К четырем часам пополудни, когда спадает дневной зной и притушенный солнечный диск клонится к Тирренскому морю, а тени сосен, пальм и каменных дубов вытягиваются с запада на восток, когда сицилийский олеандр отряхивает дневную пыль под первыми порывами ветерка, срывающегося с голубоватых вершин горной гряды, над которыми высится храм Юпитера Латиариса, когда индийская магнолия поднимает к небу свои цветки, словно чашечки из слоновой кости, готовые принять в себя ароматную вечернюю росу, а каспийский лотос, пережидавший полдневный жар во влажном лоне озера, всплывает на поверхность, чтобы всеми лепестками впитать свежесть ночи, — вот тогда из Аппиевых ворот выступает своего рода передовой отряд местных фатов, так называемых троссулов, троянских юнцов Рима, меж тем как обитатели предместья, тоже раскрывшие двери навстречу вечерней прохладе, готовятся произвести смотр великолепной публике, усевшись на принесенные из домашних атриумов стулья и кресла, прислонясь к каменным тумбам, что служат подножкой для всадника, садящегося на коня, или полулежа на круглых скамьях, прислоненных к жилищам мертвых для вящего удобства живых.

Никогда парижане, вытягивающиеся двумя живыми изгородями вдоль Елисейских полей, или флорентийцы, мчащиеся к Кашине, или жители Вены, спешащие на Пратер, или неаполитанцы, толпящиеся на улице Толедо либо Кьяйе, не видывали подобного разнообразия актеров и подобного стечения зрителей!

С ЧТО ПРОИСХОДИЛО НА ВИА АППИА ЗА ПЯТЬДЕСЯТ ЛЕТ ДО РОЖДЕСТВА ХРИСТОВА

Вначале появлялись всадники на нумидийских скакунах, предках тех, на каких ездят верхом нынешние джентльмены; эти скакуны, без седла и стремян, были покрыты попонами из золотой парчи или чепраками из тигровых шкур. Некоторые останавливались, чтобы понаблюдать за проносящимися мимо них наездниками, а другие продолжали прогулку шагом, и тогда перед ними бежали гонцы в легких сандалиях и коротких туниках, с переброшенными через левое плечо накидками, полы которых перехватывал кожаный пояс; его легко можно было затягивать или распускать на ходу в зависимости от скорости бега. Третьи, словно домогаясь приза на скачках, мчались во весь опор и за несколько минут преодолевали всю Аппиеву дорогу, пустив впереди лошади великолепных громадных молосских псов в серебряных ошейниках. Горе тому, кто попадется им на пути! Горе тому, кого завертит этот вихрь пыли, ржания и лая! Беднягу порвут собаки, потопчут кони, а когда его оттащат в сторону окровавленным и с переломанными костями, молодой патриций, виновник несчастья, не замедлит бега, лишь оглянется с хохотом, показывая, как ловко он может править, обернувшись затылком к голове летящего галопом скакуна.

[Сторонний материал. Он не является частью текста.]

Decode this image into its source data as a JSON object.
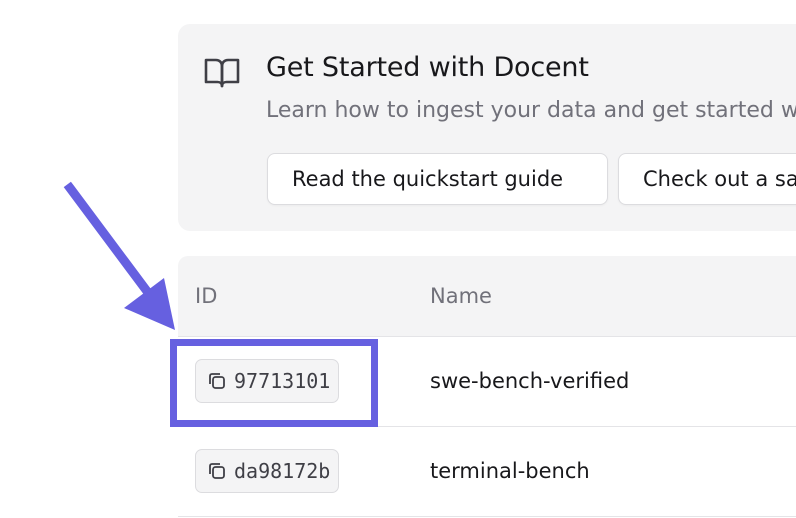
{
  "card": {
    "icon": "book-open-icon",
    "title": "Get Started with Docent",
    "description": "Learn how to ingest your data and get started w",
    "buttons": [
      {
        "label": "Read the quickstart guide"
      },
      {
        "label": "Check out a sa"
      }
    ]
  },
  "table": {
    "columns": [
      "ID",
      "Name"
    ],
    "rows": [
      {
        "id": "97713101",
        "name": "swe-bench-verified",
        "icon": "copy-icon"
      },
      {
        "id": "da98172b",
        "name": "terminal-bench",
        "icon": "copy-icon"
      }
    ]
  },
  "annotation": {
    "arrow_icon": "arrow-down-right-icon",
    "highlight_color": "#6660e0"
  },
  "colors": {
    "card_background": "#f4f4f5",
    "header_text": "#71717a",
    "annotation": "#6660e0"
  }
}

Вослед нумидийским лошадям, этим детям пустыни, чьих предков привезли в Рим одновременно с плененным Югуртой, неслись, почти соперничая с ними в скорости, легкие открытые колесницы, цизии, похожие на нынешние тильбюри; их влекли тройки мулов, запряженных веером, так что пристяжные неслись галопом, встряхивая серебряными бубенцами, а коренные шли рысью, неуклонно держа направление, и напоминали этим пущенную из лука стрелу, чуть ли не равняясь с ней в скорости. За ними следовали высокие карруки, всего лишь разновидностью, а точнее, всего лишь далеким потомком которых являются нынешние неаполитанские корриколо; ими римские щеголи редко правили сами: это делал раб-нумидиец в живописном одеянии его родной страны.

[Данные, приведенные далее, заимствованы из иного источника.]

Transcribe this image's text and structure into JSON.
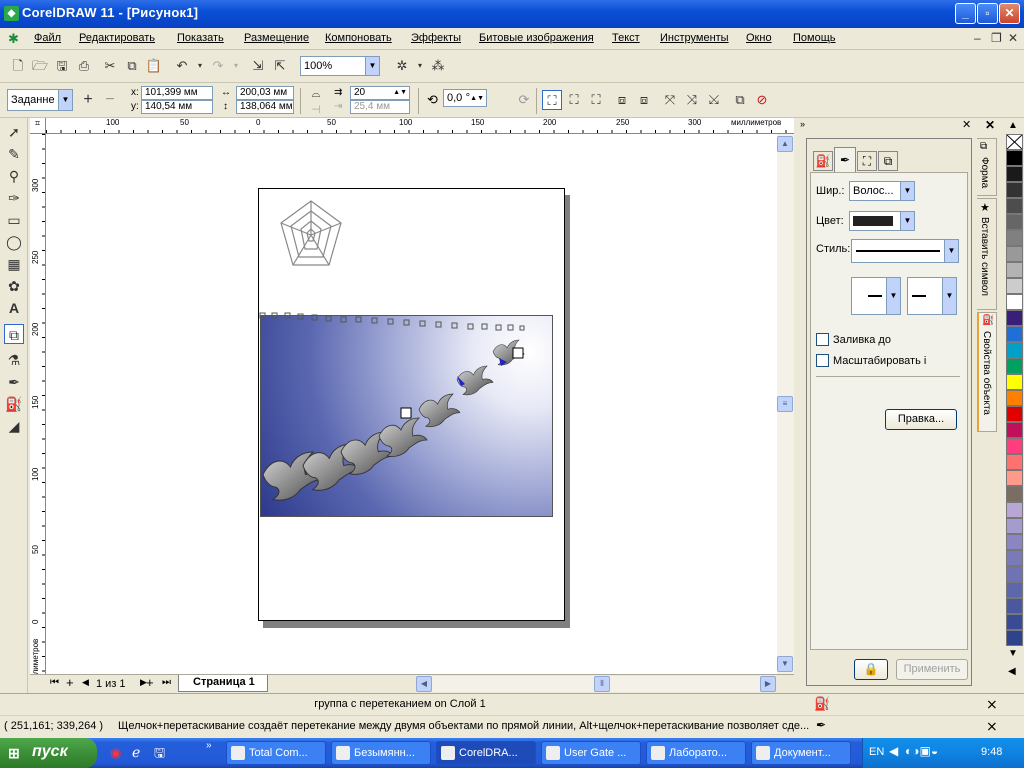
{
  "window": {
    "title": "CorelDRAW 11 - [Рисунок1]",
    "min": "_",
    "max": "▫",
    "close": "✕"
  },
  "menu": [
    "Файл",
    "Редактировать",
    "Показать",
    "Размещение",
    "Компоновать",
    "Эффекты",
    "Битовые изображения",
    "Текст",
    "Инструменты",
    "Окно",
    "Помощь"
  ],
  "toolbar": {
    "zoom": "100%"
  },
  "propbar": {
    "preset": "Заданне",
    "x_label": "x:",
    "x": "101,399 мм",
    "y_label": "y:",
    "y": "140,54 мм",
    "width": "200,03 мм",
    "height": "138,064 мм",
    "steps": "20",
    "spacing": "25,4 мм",
    "rotation": "0,0",
    "rotation_unit": "°"
  },
  "ruler": {
    "unit": "миллиметров",
    "h_ticks": [
      "100",
      "50",
      "0",
      "50",
      "100",
      "150",
      "200",
      "250",
      "300"
    ],
    "v_ticks": [
      "300",
      "250",
      "200",
      "150",
      "100",
      "50",
      "0"
    ],
    "v_unit": "миллиметров"
  },
  "pagebar": {
    "count": "1 из 1",
    "tab": "Страница 1"
  },
  "docker": {
    "width_label": "Шир.:",
    "width_value": "Волос...",
    "color_label": "Цвет:",
    "style_label": "Стиль:",
    "fill_label": "Заливка до",
    "scale_label": "Масштабировать і",
    "edit_button": "Правка...",
    "apply_button": "Применить",
    "tabs": [
      "Форма",
      "Вставить символ",
      "Свойства объекта"
    ]
  },
  "palette": [
    "#ffffff",
    "#000000",
    "#1a1a1a",
    "#333333",
    "#4d4d4d",
    "#666666",
    "#808080",
    "#999999",
    "#b3b3b3",
    "#cccccc",
    "#ffffff",
    "#3a1f7a",
    "#1f6fd6",
    "#00a0c8",
    "#00a060",
    "#ffff00",
    "#ff8000",
    "#e00000",
    "#c0105a",
    "#ff3d7f",
    "#ff7070",
    "#ff9a8a",
    "#7a6e64",
    "#b8a6d4",
    "#a49ccf",
    "#8a86c2",
    "#7a7ab8",
    "#6f73b3",
    "#5d67ac",
    "#4a589f",
    "#3a4b95",
    "#2f428c"
  ],
  "status": {
    "object": "группа с перетеканием on Слой 1",
    "coords": "( 251,161; 339,264 )",
    "hint": "Щелчок+перетаскивание создаёт перетекание между двумя объектами по прямой линии, Alt+щелчок+перетаскивание позволяет сде..."
  },
  "taskbar": {
    "start": "пуск",
    "tasks": [
      "Total Com...",
      "Безымянн...",
      "CorelDRA...",
      "User Gate ...",
      "Лаборато...",
      "Документ..."
    ],
    "lang": "EN",
    "clock": "9:48"
  }
}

За цизиями и карруками следовали четырехколесные экипажи — рэды, с горами пурпурных подушек и дорогими коврами, свешивающимися наружу, а также ковиннусы — колесницы, настолько плотно закрытые со всех сторон, что об альковных прегрешениях, зачастую совершавшихся в них, пока они катили по улицам и прогулочным аллеям Рима, никто не догадывался. И наконец, замыкали процессию вызывающе несхожие между собой матроны и куртизанки. Первые, в длинных сто́лах, закутанные в толстые паллы, с неподвижностью статуй восседали в двухколесных карпентумах — особой формы колесницах, ездить в которых имели право лишь патрицианки. Вторые, облаченные в тончайший косский газ — подобие тканого воздуха, пряжу из тумана, — томно возлежали на носилках, которые несли восемь прислужников в роскошных пенулах. Обычно справа от носилок держалась вольноотпущенница-гречанка, поверенная в любовных делах, ночная Ирида, на короткое время прервавшая свое приятное занятие, чтобы обмахивать хозяйку веером из павлиньих перьев, а слева раб из Либурнии нес обитую бархатом скамеечку-подножку с прицепленной к ней бархатной длинной ковровой дорожкой, чтобы благородная жрица наслаждений, реши она сойти с носилок и сесть там, где пожелает, не касалась дорожной пыли обнаженной ступней с унизанными перстнями пальцами.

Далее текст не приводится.